Robert Wynne (c. 1661 - 1743) was a Welsh cleric and academic.

==Life==
Wynne, from Llanfawr, Caernarvonshire, was the eldest son of Robert Wynne (a canon of Bangor Cathedral and rector of Llanddeiniolen and Llaniestyn) and his wife Catherine Madryn, heiress of Llannerch Fawr). The youngest son of that marriage was William Wynne. Robert Wynne (the younger) was educated at Jesus College, Oxford, as his father and brother had been.

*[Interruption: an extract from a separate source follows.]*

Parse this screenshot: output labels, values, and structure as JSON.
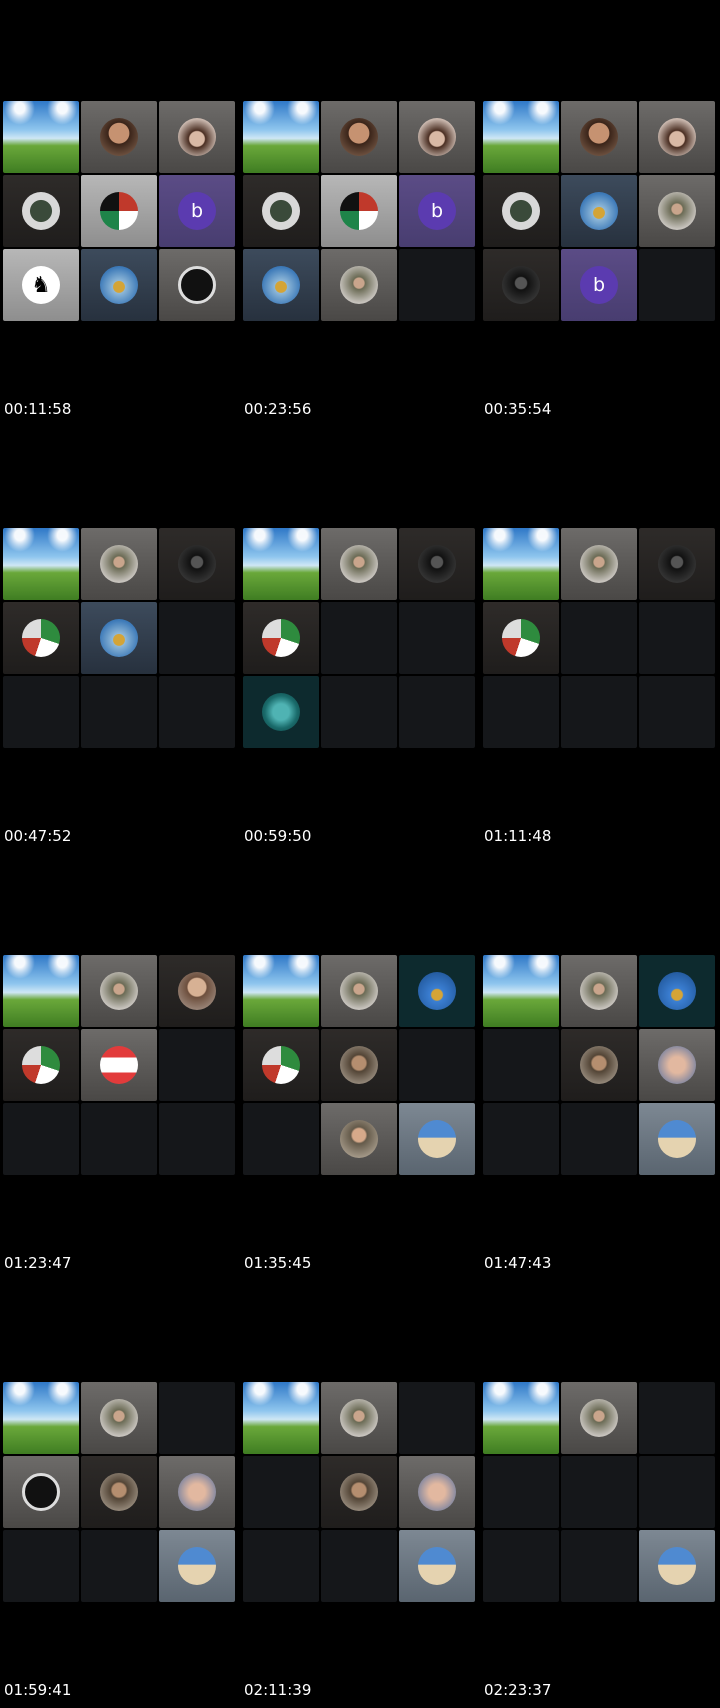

He matriculated on 9 March 1677 at the age of 16, and took his Bachelor of Arts degree in 1680. He became a Fellow of the college in 1681, and held this position until 1691. He obtained a Master of Arts degree in 1691, a Bachelor of Divinity degree in 1691 and a Doctor of Divinity degree in 1695.

After his ordination, he became vicar of Gresford in 1690. In the following year, he became rector of Llanfyllin, Montgomeryshire and of Llanuwchlyn, Merionethshire, later becoming vicar of Gwyddelwern (1702) and of Llandanwg (1711), both also in Merionethshire. In 1719, he was appointed to the sinecure position of rector of Llansanffraid-ym-Mechain, Montgomeryshire. From 1690 until his death in 1743, he was chancellor of the diocese of St Asaph, in succession to his uncle, Hugh Wynne. He became a canon of St Asaph's Cathedral in 1691 and chancellor of the cathedral in 1693. During his life, he was a supporter of the Society for the Promotion of Christian Knowledge and of the charity school movement.